Which brings me to the Shops of Grand Avenue. Earlier this week, the Shepherd Express reported that a collective of artists and small arts groups called Studio G had been given a 30-day notice to vacate its space on the ground floor of the forever-troubled downtown mall. The mall, which was sold to a group of investors for $24.6 million late last year, plans to “renovate the space for the purpose of advertising its availability for retail occupancy.”

It’s a story that made less of a blip on the Milwaukee radar—more like a single “i!”—and one that seems sadly inevitable. After all, Studio G has been setting up shop in the former site of Linens ‘n Things, which accounts for almost 30,000 square feet of the mall’s Plankinton Arcade. The idea of some DIY artists and arts groups continuing to occupy such a gigantic chunk of real estate in a mall that’s currently reinventing itself is absurd. They clearly need to go.
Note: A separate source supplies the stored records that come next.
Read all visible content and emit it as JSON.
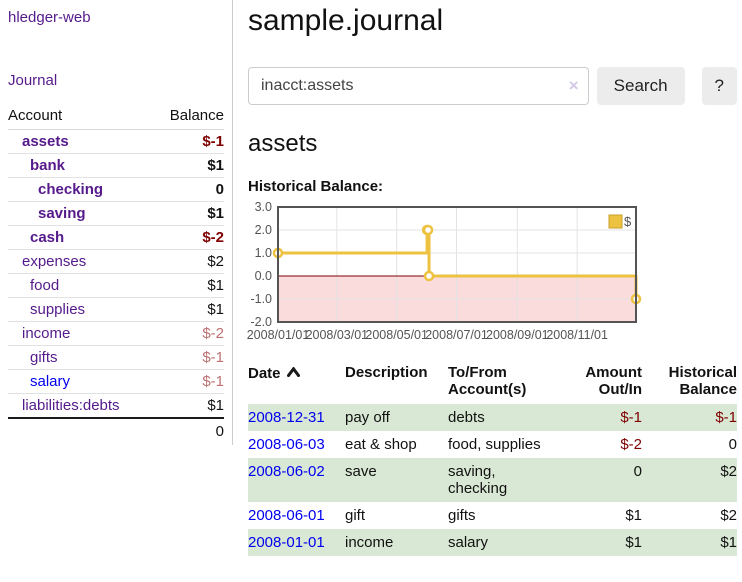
{
  "brand": "hledger-web",
  "nav": {
    "journal": "Journal"
  },
  "sidebar": {
    "header": {
      "account": "Account",
      "balance": "Balance"
    },
    "accounts": [
      {
        "name": "assets",
        "balance": "$-1",
        "depth": 1,
        "active": true,
        "balance_style": "negative",
        "link_style": "purple"
      },
      {
        "name": "bank",
        "balance": "$1",
        "depth": 2,
        "active": true,
        "balance_style": "normal",
        "link_style": "purple"
      },
      {
        "name": "checking",
        "balance": "0",
        "depth": 3,
        "active": true,
        "balance_style": "normal",
        "link_style": "purple"
      },
      {
        "name": "saving",
        "balance": "$1",
        "depth": 3,
        "active": true,
        "balance_style": "normal",
        "link_style": "purple"
      },
      {
        "name": "cash",
        "balance": "$-2",
        "depth": 2,
        "active": true,
        "balance_style": "negative",
        "link_style": "purple"
      },
      {
        "name": "expenses",
        "balance": "$2",
        "depth": 1,
        "active": false,
        "balance_style": "normal",
        "link_style": "purple"
      },
      {
        "name": "food",
        "balance": "$1",
        "depth": 2,
        "active": false,
        "balance_style": "normal",
        "link_style": "purple"
      },
      {
        "name": "supplies",
        "balance": "$1",
        "depth": 2,
        "active": false,
        "balance_style": "normal",
        "link_style": "purple"
      },
      {
        "name": "income",
        "balance": "$-2",
        "depth": 1,
        "active": false,
        "balance_style": "negative-soft",
        "link_style": "purple"
      },
      {
        "name": "gifts",
        "balance": "$-1",
        "depth": 2,
        "active": false,
        "balance_style": "negative-soft",
        "link_style": "purple"
      },
      {
        "name": "salary",
        "balance": "$-1",
        "depth": 2,
        "active": false,
        "balance_style": "negative-soft",
        "link_style": "blue"
      },
      {
        "name": "liabilities:debts",
        "balance": "$1",
        "depth": 1,
        "active": false,
        "balance_style": "normal",
        "link_style": "purple"
      }
    ],
    "total": "0"
  },
  "main": {
    "title": "sample.journal",
    "search": {
      "value": "inacct:assets",
      "clear_icon": "×",
      "search_button": "Search",
      "help_button": "?"
    },
    "account_heading": "assets",
    "chart_label": "Historical Balance:"
  },
  "chart_data": {
    "type": "line",
    "title": "Historical Balance",
    "series": [
      {
        "name": "$",
        "color": "#edc240",
        "style": "steps",
        "points": [
          [
            "2008-01-01",
            1.0
          ],
          [
            "2008-06-01",
            2.0
          ],
          [
            "2008-06-02",
            2.0
          ],
          [
            "2008-06-03",
            0.0
          ],
          [
            "2008-12-31",
            -1.0
          ]
        ]
      }
    ],
    "xlim": [
      "2008-01-01",
      "2008-12-31"
    ],
    "ylim": [
      -2.0,
      3.0
    ],
    "yticks": [
      3.0,
      2.0,
      1.0,
      0.0,
      -1.0,
      -2.0
    ],
    "xticks": [
      {
        "pos": "2008-01-01",
        "label": "2008/01/01"
      },
      {
        "pos": "2008-03-01",
        "label": "2008/03/01"
      },
      {
        "pos": "2008-05-01",
        "label": "2008/05/01"
      },
      {
        "pos": "2008-07-01",
        "label": "2008/07/01"
      },
      {
        "pos": "2008-09-01",
        "label": "2008/09/01"
      },
      {
        "pos": "2008-11-01",
        "label": "2008/11/01"
      }
    ],
    "grid": true,
    "legend_position": "top-right",
    "negative_region_fill": "#fadcdc",
    "zero_line_color": "#7e0000"
  },
  "register": {
    "columns": {
      "date": "Date",
      "description": "Description",
      "accounts": "To/From Account(s)",
      "amount": "Amount Out/In",
      "balance": "Historical Balance"
    },
    "rows": [
      {
        "date": "2008-12-31",
        "description": "pay off",
        "accounts": "debts",
        "amount": "$-1",
        "balance": "$-1"
      },
      {
        "date": "2008-06-03",
        "description": "eat & shop",
        "accounts": "food, supplies",
        "amount": "$-2",
        "balance": "0"
      },
      {
        "date": "2008-06-02",
        "description": "save",
        "accounts": "saving, checking",
        "amount": "0",
        "balance": "$2"
      },
      {
        "date": "2008-06-01",
        "description": "gift",
        "accounts": "gifts",
        "amount": "$1",
        "balance": "$2"
      },
      {
        "date": "2008-01-01",
        "description": "income",
        "accounts": "salary",
        "amount": "$1",
        "balance": "$1"
      }
    ]
  },
  "colors": {
    "link_purple": "#551a8b",
    "link_blue": "#0000ee",
    "negative": "#7e0000",
    "negative_soft": "#bb7072",
    "row_green": "#d9e8d4",
    "chart_gold": "#edc240",
    "chart_pink": "#fadcdc"
  }
}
And yet… And yet the forever struggling, ultimately insignificant, put-upon underdog in me always perks up when he sees quotes like this, from one of the soon-to-be-displaced Grand Ave. artists, Michael Pettit:

“Like the announcement, a year ago, that the Milwaukee Fortress is moving out its tenants and converting the space into high-end residential housing, this is another even more serious hurtful loss of creative space for independent and community-based arts in Milwaukee. I feel there needs to be a response to that. I feel like people should care about that, and that if we let people know, my hope is that the community will respond.”
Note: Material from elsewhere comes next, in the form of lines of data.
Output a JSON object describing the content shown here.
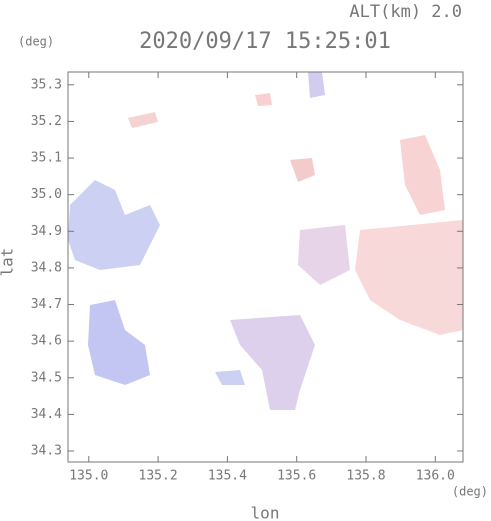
{
  "chart_data": {
    "type": "map",
    "title": "2020/09/17 15:25:01",
    "subtitle": "ALT(km) 2.0",
    "y_unit": "(deg)",
    "x_unit": "(deg)",
    "x_label": "lon",
    "y_label": "lat",
    "xlim": [
      134.94,
      136.08
    ],
    "ylim": [
      34.27,
      35.335
    ],
    "xticks": [
      {
        "value": 135,
        "label": "135.0"
      },
      135.2,
      135.4,
      135.6,
      135.8,
      {
        "value": 136,
        "label": "136.0"
      }
    ],
    "yticks": [
      34.3,
      34.4,
      34.5,
      34.6,
      34.7,
      34.8,
      34.9,
      {
        "value": 35,
        "label": "35.0"
      },
      35.1,
      35.2,
      35.3
    ]
  }
}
And there’s the rub to all this happy-go-lucky development: while something big is being gained, something small is almost always being lost. Whether it’s a ramshackle old building that used to host bands and artists (cough cough Sydney Hih) or just a vacant lot that held meaning for someone, places have histories and importance that can’t be replaced when they’re inevitably razed and re-developed. (The highly scientific term for this is “character.”) And for the most part, people don’t care, and the community at large doesn’t respond.

Let’s take Pettit’s example of The Fortress, a beloved downtown building that once housed countless Milwaukee artists, musicians, filmmakers, and more. After it was announced last March that the complex was slated to become—you’ll never guess!—luxury apartments, people grumbled on Facebook, I mentioned it here and on The Disclaimer, Mary Louise Schumacher wrote a nice piece for the Journal Sentinel, and that was about it. Onward.

And here’s the other rub: there’s nothing you can do about it. Call it cynical if you want, but change will happen with or without you, and unless you plan on getting buried in the past, it’s best to simply step away and get with the shiny new program. “Have you any idea how much damage that bulldozer would suffer if I just let it roll straight over you?” Mr. Prosser asks poor Arthur Dent midway through their house-demolishing standstill.

“How much?” said Arthur.

“None at all,” said Mr. Prosser.

Still, when the bulldozers come—and oh, they will come—it’s nice to know that someone cared, and that someone continues to care.